While UCM can be complex and rigorous, it is very powerful even when employed partially and informally. Key elements are: thinking of the program from the point of view of the user and using the terminology of the user. For example, the program is a database tracking inventory, don't invent a new term for the unique ID of the item. Even if you will eventually create some sort of primary key, if the user currently tracks by serial number, and they call it a "registration number" in your requirements and in the eventual program make sure they can track by serial number and call it that.

In other words, don't make the user work for your program—your job is to do the opposite.

After you have a good idea of what success looks like from the "customer's" point of view, you need to work out the how part. Before you write a single like of code, there are some things you need to document. The primary one is names. The names of variables and functions are very important to a successful, sustainable, and scaleable program.

This is because the names form boundaries for the functions of these things. They tell you, sometimes by analogy, what each does in the program. Always name variables so their function can be understood by the name. For example, don't label something that counts boxes as "counter1" call it "boxCount", etc. And whether you use camelCase or some other convention, stick to it.

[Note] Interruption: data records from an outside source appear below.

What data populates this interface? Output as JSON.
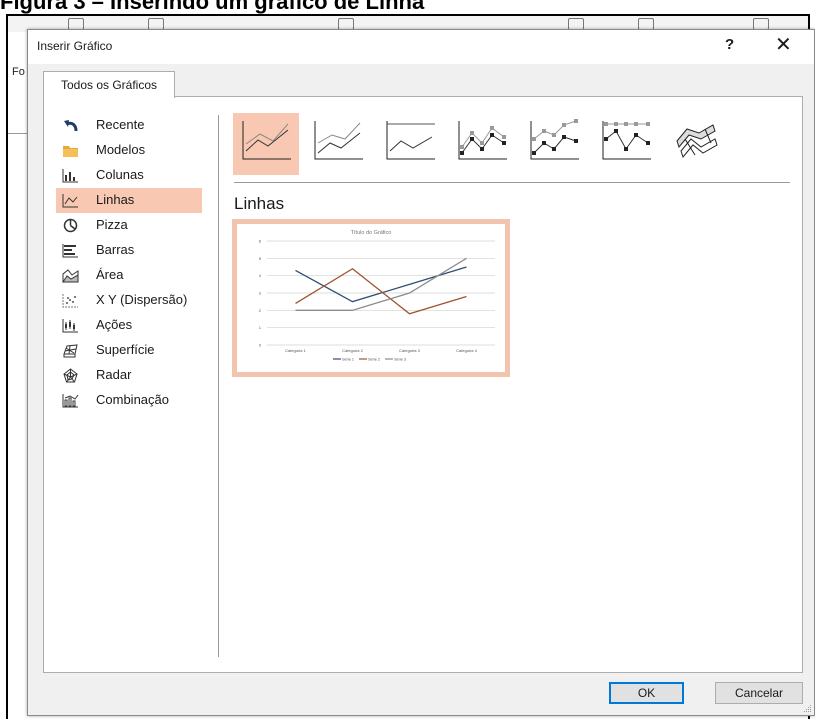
{
  "caption": "Figura 3 – Inserindo um gráfico de Linha",
  "background": {
    "fo_text": "Fo"
  },
  "dialog": {
    "title": "Inserir Gráfico",
    "help_label": "?",
    "close_label": "✕",
    "tab_label": "Todos os Gráficos",
    "categories": [
      {
        "label": "Recente",
        "icon": "undo-arrow-icon"
      },
      {
        "label": "Modelos",
        "icon": "folder-icon"
      },
      {
        "label": "Colunas",
        "icon": "column-chart-icon"
      },
      {
        "label": "Linhas",
        "icon": "line-chart-icon",
        "selected": true
      },
      {
        "label": "Pizza",
        "icon": "pie-chart-icon"
      },
      {
        "label": "Barras",
        "icon": "bar-chart-icon"
      },
      {
        "label": "Área",
        "icon": "area-chart-icon"
      },
      {
        "label": "X Y (Dispersão)",
        "icon": "scatter-chart-icon"
      },
      {
        "label": "Ações",
        "icon": "stock-chart-icon"
      },
      {
        "label": "Superfície",
        "icon": "surface-chart-icon"
      },
      {
        "label": "Radar",
        "icon": "radar-chart-icon"
      },
      {
        "label": "Combinação",
        "icon": "combo-chart-icon"
      }
    ],
    "selected_category_title": "Linhas",
    "ok_label": "OK",
    "cancel_label": "Cancelar",
    "accent_color": "#f8c8b2",
    "preview": {
      "title": "Título do Gráfico",
      "categories": [
        "Categoria 1",
        "Categoria 2",
        "Categoria 3",
        "Categoria 4"
      ],
      "y_ticks": [
        "0",
        "1",
        "2",
        "3",
        "4",
        "5",
        "6"
      ],
      "ylim": [
        0,
        6
      ],
      "series": [
        {
          "name": "Série 1",
          "values": [
            4.3,
            2.5,
            3.5,
            4.5
          ],
          "color": "#2f4e74"
        },
        {
          "name": "Série 2",
          "values": [
            2.4,
            4.4,
            1.8,
            2.8
          ],
          "color": "#a0522d"
        },
        {
          "name": "Série 3",
          "values": [
            2.0,
            2.0,
            3.0,
            5.0
          ],
          "color": "#8c8c8c"
        }
      ]
    }
  }
}
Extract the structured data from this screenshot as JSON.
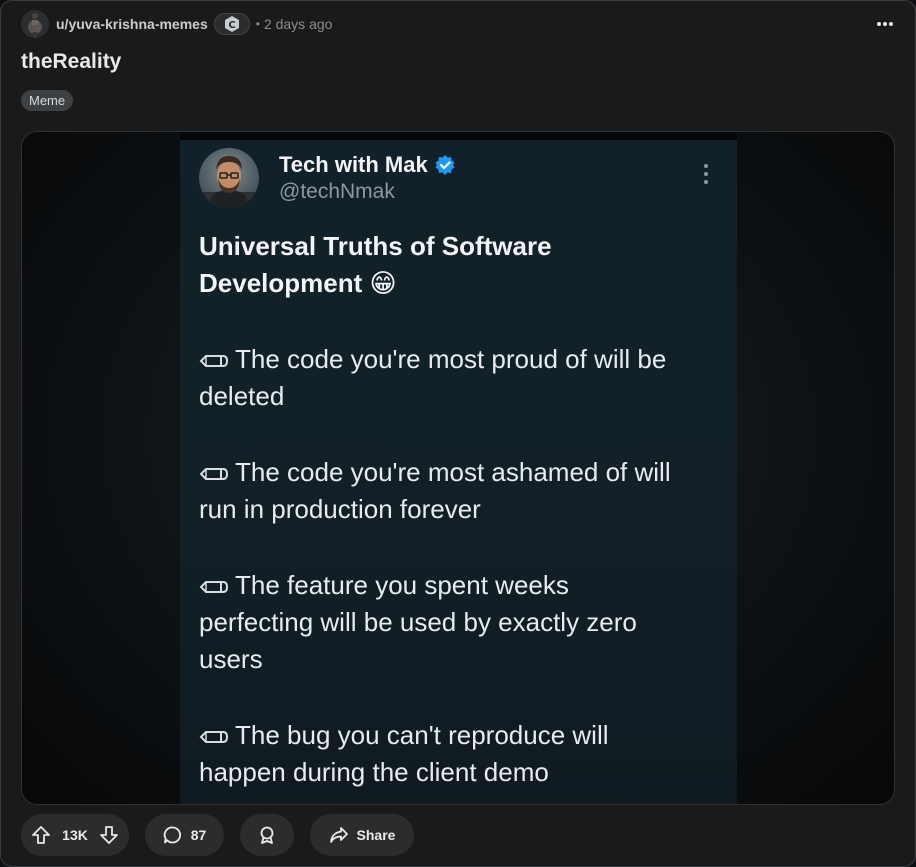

As far as functions go, name them so you can tell everything that happens inside them, and don't mix unrelated things into them. If you find yourself duplicating a lot of code, write a separate function for that, don't ever double up the use of a single function, it will inevitably bite you.

By the way, documenting these variables and functions is the first time I will be in the code editor. I document them by declaring them and using comments. In particular in the case of functions, I include a comment block with the following information:

  • What the function expects to get in terms of passed parameters
  • What the format of those parameters are
  • What the function returns
  • Any comment that explains something important that isn't obvious from the from the foregoing or code.

By including this sort of "nanoapi" as part of the structure, you have the great luxury of being able to replace any function without side effects. This is only true if you stick to the one function per function rule. It also leads to exceptionally clean main code, consisting mostly of program flow calling functions with the return values of other functions, and limited "glue" code that doesn't merit a function itself.

This is much easier to read and modify.

There is a book's worth more to say, but I will stop here leaving you with one more related but tangential point. If you don't already do it, use version control as if it was your religion. Learn and use some revision control system (git is almost always the best choice in the current environment, even if there are "better" options).

The amount of trouble you will save yourself if you learn it well and use it carefully will pay back any investment in time and discomfort of learning something a bit arcane. If you get anything out of this screed, let it be that—version control is your friend when everyone else has abandoned you.


Joined Aug 31, 2022
Thirty years ago for a large UK company which shall remain nameless I took over responsibility for turning around a software development project where around a dozen code writers were a year late completing a large contract. I took away their computers and we spent a day mapping out what needed to be done, starting from scratch, on a huge whiteboard. Within a week we had chopped the project into a written list of tasks which could be allocated to one person. Within 6 months, we had a working system. It's comfortable to fall back on all the available sotware tools but an engineer needs to learn to segment problems. If it's just one person writing the code it's possible to leap straight in but if it's a team....


Joined Jun 5, 2013
I use a probabilistic model based on training by a large dataset to determine each keystroke. No planning required.